Un imprimatur pour Internet ? Un entretien avec Mgr Aupetit

Rédigé par Adélaïde Pouchol le dans Religion

Un imprimatur pour Internet ? Un entretien avec Mgr Aupetit

 

Mgr Michel Aupetit est vicaire général du diocèse de Paris. Il est l'auteur de plusieurs ouvrages dont le dernier en date est L'Homme, le sexe et Dieu (éditions Salvator). Il a bien voulu nous accorder un entretien après la circulation sur Internet d'une déclaration concernant l'abbé Pagès et plus largement la prise de parole sur Internet au nom de l'Église.

Vous avez souligné, dans une déclaration du 15 décembre sur l'abbé Pagès, les difficultés liées à l'absence d'imprimatur pour les documents circulant sur Internet, spécialement les vidéos. Tout d'abord, qu'est-ce que l'imprimatur ? Par qui est-il délivré et en quoi se distingue-t-il du nihil obstat ?

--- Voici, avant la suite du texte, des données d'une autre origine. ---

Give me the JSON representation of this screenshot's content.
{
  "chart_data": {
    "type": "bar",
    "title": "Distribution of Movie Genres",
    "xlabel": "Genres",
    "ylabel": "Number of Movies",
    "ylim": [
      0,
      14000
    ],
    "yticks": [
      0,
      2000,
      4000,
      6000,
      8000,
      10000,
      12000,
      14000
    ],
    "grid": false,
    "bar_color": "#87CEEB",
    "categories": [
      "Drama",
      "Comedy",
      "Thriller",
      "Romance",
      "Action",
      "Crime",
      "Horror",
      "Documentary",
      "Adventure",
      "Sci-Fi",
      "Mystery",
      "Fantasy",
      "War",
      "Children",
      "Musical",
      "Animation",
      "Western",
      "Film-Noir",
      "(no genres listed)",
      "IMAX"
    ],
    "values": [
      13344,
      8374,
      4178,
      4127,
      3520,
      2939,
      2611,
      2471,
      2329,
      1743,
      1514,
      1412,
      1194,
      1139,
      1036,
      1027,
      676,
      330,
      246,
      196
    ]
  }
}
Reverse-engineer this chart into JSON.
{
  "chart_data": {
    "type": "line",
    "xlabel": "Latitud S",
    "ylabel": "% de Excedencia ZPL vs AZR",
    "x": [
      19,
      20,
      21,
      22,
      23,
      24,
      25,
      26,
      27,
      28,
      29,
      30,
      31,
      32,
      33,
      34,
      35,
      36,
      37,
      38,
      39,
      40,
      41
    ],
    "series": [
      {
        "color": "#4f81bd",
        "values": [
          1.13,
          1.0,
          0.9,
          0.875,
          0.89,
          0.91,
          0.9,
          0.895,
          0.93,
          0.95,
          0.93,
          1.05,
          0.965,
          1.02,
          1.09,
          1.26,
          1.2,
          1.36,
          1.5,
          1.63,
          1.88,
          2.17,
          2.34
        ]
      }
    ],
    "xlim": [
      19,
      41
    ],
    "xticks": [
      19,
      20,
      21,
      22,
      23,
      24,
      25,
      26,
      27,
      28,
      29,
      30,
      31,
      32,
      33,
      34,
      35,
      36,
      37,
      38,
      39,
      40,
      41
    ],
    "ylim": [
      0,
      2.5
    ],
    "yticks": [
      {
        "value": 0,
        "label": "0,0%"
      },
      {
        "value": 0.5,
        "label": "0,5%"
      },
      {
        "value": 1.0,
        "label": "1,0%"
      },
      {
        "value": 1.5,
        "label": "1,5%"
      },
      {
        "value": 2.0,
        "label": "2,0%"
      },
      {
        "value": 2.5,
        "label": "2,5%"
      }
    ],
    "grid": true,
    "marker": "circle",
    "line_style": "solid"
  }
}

L'imprimatur, c'est l'autorisation de l'autorité hiérarchique pour imprimer un ouvrage. Le nihil obstat indique simplement que dans le texte rédigé il n'y a rien de contraire à la foi. Ce sont des théologiens désignés par l'évêque et sous l'autorité de celui-ci qui les délivrent.



Quelles sont les difficultés que pose cette prolifération de documents fournis par des catholiques soucieux, pour beaucoup, de transmettre leur foi ?

On peut tout d’abord se réjouir de cette prolifération qui montre l’intérêt croissant du public pour la question religieuse et la volonté des fidèles d’évangéliser avec les outils modernes mis à leur disposition. La difficulté essentielle est la même que pour tous les documents publiés sur Internet. Elle concerne la validité et la fiabilité de ce qui est ainsi proposé et la manière dont une personne de bonne volonté va pouvoir exercer son jugement dans cette abondance.

Faut-il envisager un élargissement du droit canonique concernant un imprimatur 

puisqu’il ne porte actuellement que sur certains imprimés, comme son nom l’indique d’ailleurs ?

On peut toujours imaginer un élargissement de reconnaissance de la valeur théologique des différentes productions. Aujourd’hui, on assiste à des controverses via

 internet qui finissent sur le bureau de l’official du diocèse, délégué par l’évêque pour exercer la juridiction contentieuse. Dans l’état actuel, il me semble exagéré de recourir à l’officialité quand il s’agit seulement d’une « 

disputatio

 », aucun des auteurs ne pouvant se dire, malgré ses titres et son savoir, représentant attitré du magistère.

Comment, sur le plan purement pratique, un tel « label de catholicité » pourrait-il être mis en place et qui pourrait donner ce fameux label ?

Actuellement, il est difficile d’envisager la mise en place par l’évêque d’une équipe capable de visionner et d’étudier l’abondance des productions sur le web. Ce qui serait souhaitable n’est pas toujours possible. Il faudra donc pour tous ceux qui souhaitent éclairer leur intelligence de la foi, consulter les documents officiels comme, par exemple, le Catéchisme de l’Église catholique.

Au-delà des difficultés pratiques, comment cette idée pourrait-elle être recevable alors qu’elle contredit l’esprit de liberté d’expression qui caractérise Internet ?

Chacun est absolument libre de s’exprimer comme il le veut. Mais dans ce cas, il donne une opinion personnelle, parfaitement respectable, mais qui n’engage que lui et en rien la foi de l’Eglise. Celle-ci repose sur la foi de Pierre et des Apôtres du Seigneur et de leurs successeurs, à savoir les évêques chargés de sa transmission et de son intégrité (Mt, 16, 18 ; Lc, 22, 32 ; Eph 4, 11 ; Col 2, 7 ; 1 Tm 4, 6).